Lutter contre le repli identitaire

Dans son courrier au Premier ministre, le sénateur Guillaume Gontard (Groupe Ecologiste Solidarité et Terriroires) dénonce un lien avec Civitas "qui assure aujourd'hui l'interface entre les membres de la Fraternité Sacerdotale Saint-Pie X et les mouvances néo-fascistes, nationalistes et plus largement les droites identitaires anti-avortement, anti-mariage pour tous et anti-immigrés".

Il s'inquiète que jusqu'à ce jour "aucune réponse n'a été apportée au maire de Meylan sur l'appui des service de l'Etat pour examnier le bien-fondé et la légalité d'un tel projet qui semble contraire à nos valeurs républicaines".

Le sénateur ajoute : "après plusieurs semaines de débat au Parlement sur le projet de loi confortant les principes de la République et de lutte contre le séparatisme, qui entend apporter des réponses au repli communautaire et lutter contre toutes les formes d'obscurantisme, ce projet apparaît comme un cas d'école, après l'opposition par la maire d'Albertville à la construction d'une école musulmane".

 

Dix parlementaires interpellent l'Etat

Guillaume Gontard rejoint ainsi les neuf parlementaires qui ont écrit, eux, au ministre de l'Intérieur.

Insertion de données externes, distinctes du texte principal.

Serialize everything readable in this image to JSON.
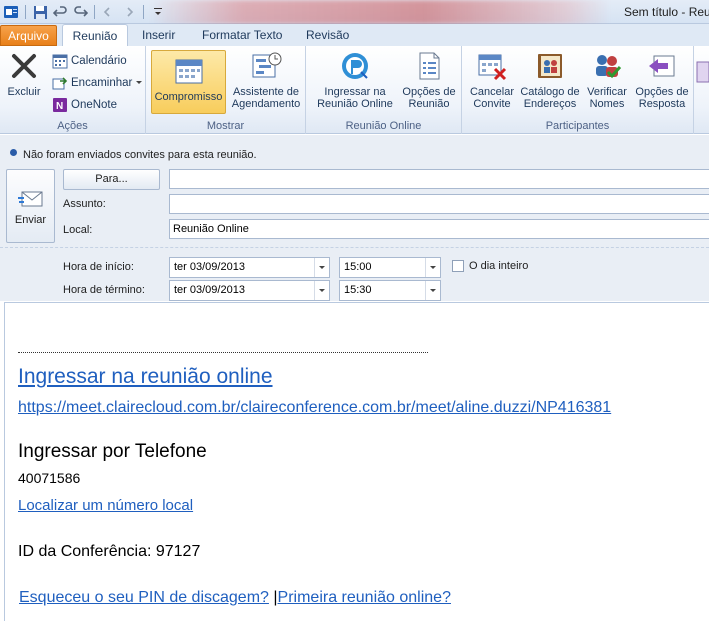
{
  "window": {
    "title": "Sem título - Reu"
  },
  "tabs": [
    {
      "label": "Arquivo"
    },
    {
      "label": "Reunião"
    },
    {
      "label": "Inserir"
    },
    {
      "label": "Formatar Texto"
    },
    {
      "label": "Revisão"
    }
  ],
  "ribbon": {
    "acoes": {
      "label": "Ações",
      "excluir": "Excluir",
      "calendario": "Calendário",
      "encaminhar": "Encaminhar",
      "onenote": "OneNote"
    },
    "mostrar": {
      "label": "Mostrar",
      "compromisso": "Compromisso",
      "assistente_line1": "Assistente de",
      "assistente_line2": "Agendamento"
    },
    "reuniao_online": {
      "label": "Reunião Online",
      "ingressar_line1": "Ingressar na",
      "ingressar_line2": "Reunião Online",
      "opcoes_line1": "Opções de",
      "opcoes_line2": "Reunião"
    },
    "participantes": {
      "label": "Participantes",
      "cancelar_line1": "Cancelar",
      "cancelar_line2": "Convite",
      "catalogo_line1": "Catálogo de",
      "catalogo_line2": "Endereços",
      "verificar_line1": "Verificar",
      "verificar_line2": "Nomes",
      "opcoes_line1": "Opções de",
      "opcoes_line2": "Resposta"
    }
  },
  "infobar": {
    "text": "Não foram enviados convites para esta reunião."
  },
  "form": {
    "send_label": "Enviar",
    "to_button": "Para...",
    "to_value": "",
    "subject_label": "Assunto:",
    "subject_value": "",
    "location_label": "Local:",
    "location_value": "Reunião Online",
    "start_label": "Hora de início:",
    "start_date": "ter 03/09/2013",
    "start_time": "15:00",
    "end_label": "Hora de término:",
    "end_date": "ter 03/09/2013",
    "end_time": "15:30",
    "all_day_label": "O dia inteiro",
    "all_day_checked": false
  },
  "body": {
    "join_link": "Ingressar na reunião online",
    "join_url": "https://meet.clairecloud.com.br/claireconference.com.br/meet/aline.duzzi/NP416381",
    "phone_heading": "Ingressar por Telefone",
    "phone_number": "40071586",
    "local_number_link": "Localizar um número local",
    "conference_id": "ID da Conferência: 97127",
    "forgot_pin_link": "Esqueceu o seu PIN de discagem?",
    "separator": "|",
    "first_meeting_link": "Primeira reunião online?"
  }
}
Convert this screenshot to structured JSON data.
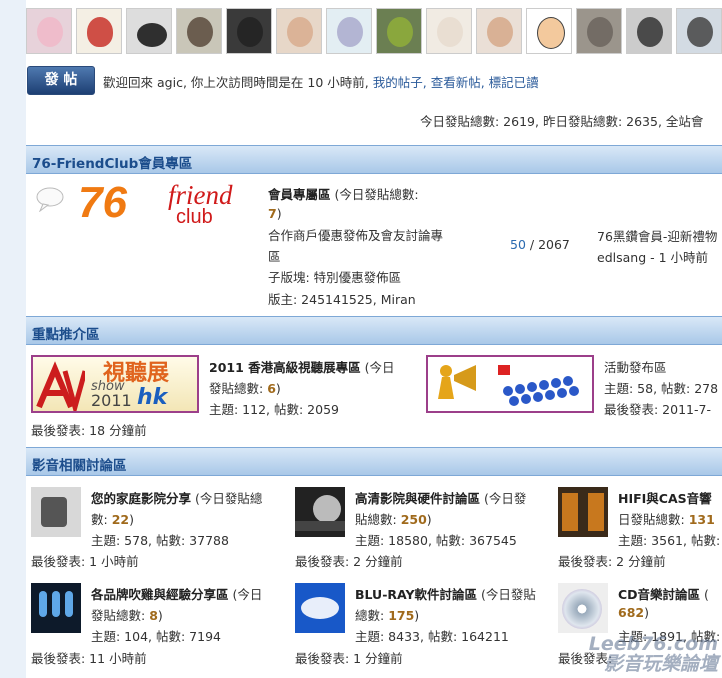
{
  "toolbar": {
    "post_label": "發 帖"
  },
  "welcome": {
    "prefix": "歡迎回來",
    "user": "agic,",
    "middle": "你上次訪問時間是在  10 小時前,",
    "my_posts": "我的帖子,",
    "new_posts": "查看新帖,",
    "mark_read": "標記已讀"
  },
  "stats": {
    "text": "今日發貼總數: 2619, 昨日發貼總數: 2635, 全站會"
  },
  "categories": [
    {
      "title": "76-FriendClub會員專區"
    },
    {
      "title": "重點推介區"
    },
    {
      "title": "影音相關討論區"
    }
  ],
  "club": {
    "logo_num": "76",
    "logo_friend": "friend",
    "logo_club": "club",
    "title": "會員專屬區",
    "today_pre": "(今日發貼總數:",
    "today_num": "7",
    "today_post": ")",
    "desc1": "合作商戶優惠發佈及會友討論專",
    "desc2": "區",
    "sub": "子版塊: 特別優惠發佈區",
    "mods": "版主: 245141525, Miran",
    "count_a": "50",
    "count_slash": " / 2067",
    "last_title": "76黑鑽會員-迎新禮物",
    "last_info": "edlsang - 1 小時前"
  },
  "featured": [
    {
      "banner_top": "視聽展",
      "banner_show": "show",
      "banner_year": "2011",
      "banner_hk": "hk",
      "title": "2011 香港高級視聽展專區",
      "today_pre": "(今日",
      "today_line2": "發貼總數:",
      "today_num": "6",
      "today_post": ")",
      "topics": "主題: 112, 帖數: 2059",
      "last": "最後發表: 18 分鐘前"
    },
    {
      "title": "活動發布區",
      "topics": "主題: 58, 帖數: 278",
      "last": "最後發表: 2011-7-"
    }
  ],
  "forums": [
    {
      "title": "您的家庭影院分享",
      "today_pre": "(今日發貼總",
      "today_line2": "數:",
      "today_num": "22",
      "today_post": ")",
      "topics": "主題: 578, 帖數: 37788",
      "last": "最後發表: 1 小時前"
    },
    {
      "title": "高清影院與硬件討論區",
      "today_pre": "(今日發",
      "today_line2": "貼總數:",
      "today_num": "250",
      "today_post": ")",
      "topics": "主題: 18580, 帖數: 367545",
      "last": "最後發表: 2 分鐘前"
    },
    {
      "title": "HIFI與CAS音響",
      "today_pre": "",
      "today_line2": "日發貼總數:",
      "today_num": "131",
      "today_post": "",
      "topics": "主題: 3561, 帖數:",
      "last": "最後發表: 2 分鐘前"
    },
    {
      "title": "各品牌吹雞與經驗分享區",
      "today_pre": "(今日",
      "today_line2": "發貼總數:",
      "today_num": "8",
      "today_post": ")",
      "topics": "主題: 104, 帖數: 7194",
      "last": "最後發表: 11 小時前"
    },
    {
      "title": "BLU-RAY軟件討論區",
      "today_pre": "(今日發貼",
      "today_line2": "總數:",
      "today_num": "175",
      "today_post": ")",
      "topics": "主題: 8433, 帖數: 164211",
      "last": "最後發表: 1 分鐘前"
    },
    {
      "title": "CD音樂討論區",
      "today_pre": "(",
      "today_line2": "",
      "today_num": "682",
      "today_post": ")",
      "topics": "主題: 1891, 帖數:",
      "last": "最後發表:"
    }
  ],
  "watermark": {
    "line1": "Leeb76.com",
    "line2": "影音玩樂論壇"
  },
  "colors": {
    "category_text": "#1c4d8c",
    "link": "#2a5a9a",
    "count": "#a06a1c"
  }
}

Monique Limon, Emilie Chalas, Cendra Motin, Catherine Kamowski, Marjolaine Meynier-Millefert, Jean-Charles Colas-Roy, Camille Galliard-Minier pour LREM, Elodie Jacquier-Laforge MODEM et Didier Rambaud, RDPI, estiment qu'il est "difficilement concevable qu'un groupe religieux, rejetant un certain nombre de nos principes et valeurs républicains, puisse construire un lieu de culte dans l'un de nos territoires"

Les signataires de la lettre ajoutent : "il est important de lutter contre toutes les formes d'obscurantisme et d'extrémisme religieux, quel qu'il soit".